Groundwork East has been spreading its message on water pollution and how we can do more to stop it
A water pollution awareness group has hit the road to spread its message with the backing of councils and the Environment Agency.
Groundwork East and its mascot Eddy visited Diss and Harleston to share the dangers of surface water pollutants finding their way into drains and water courses, as part of its Yellow Fish campaign.
Forty-three-year-old Jane Herbert, project manager for Groundwork East, has been co-ordinating the campaign.
Explaining the key pollution issues facing our watercourses, she said: “The main pollutant that causes issues in the local water environment is phosphate, which is a nutrient found in human waste and washing powders.
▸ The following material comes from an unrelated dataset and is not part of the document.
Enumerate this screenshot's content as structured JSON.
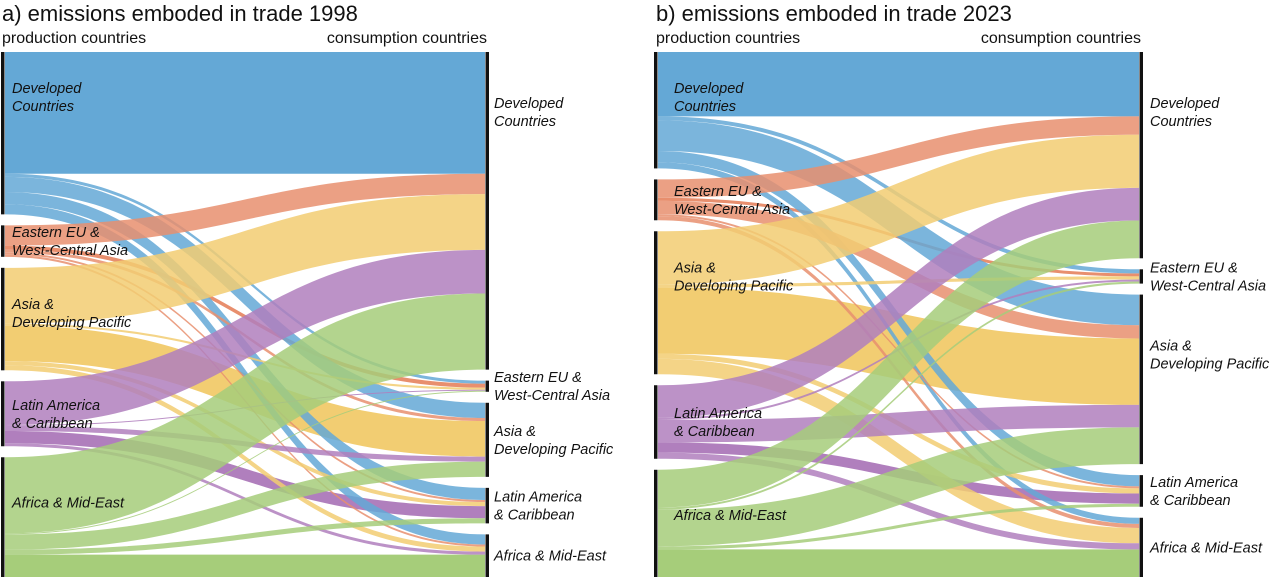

“It becomes a problem when high levels enter the water environment and creates excessive growth of some plants that can damage natural habitats. The main way it enters our rivers is in fertilisers used in farming and sewage.”
“Micro-plastics are another issue, which has many sources, including tyres and being washed off from roads.
“The full impact that micro-plastics have, once they enter the environment, is not yet known, but it does enter the food chain and will impact many species, including humans.”
Only 14 per cent of the Waveney catchment is classified as ‘good’ for phosphate levels, leaving 86 per cent as being in need of improvement.
Other pollution problems involve metals and oils washed off roads and cars, which can then be ingested by fish and other aquatic animals, severely impacting their health.
“There are a few different ways we can help resolve these problems,” said Miss Herbert.
“From using litter bins and environmentally-friendly cleaning products to ensuring we are not disposing of chemicals, fats or oils in sinks, drains and toilets.
“These can block the sewage pipes and result in untreated sewage entering the water environment when these pipes become overwhelmed.”
So far, the campaign has engaged with communities in Diss, Harleston, Beccles and Bungay since the end of last year, although much of the Yellow Fish campaign message is still being delivered remotely while coronavirus restrictions have been in place.
“This has involved posting information about the campaign to local Facebook groups and sending information on to schools, businesses and organisations in these towns,” said Miss Herbert.
“We also hope to able to use our mascot Eddy and a series of two-minute informative videos to spread the Yellow Fish message of ‘Only Rain Down the Drain’ in schools and at community events this summer and autumn.”
The Groundwork East team hopes to resume face-to-face campaigning this summer.
“Groundwork is a community charity with a green heart,” added Miss Herbert.
“We run projects that change places and change lives.”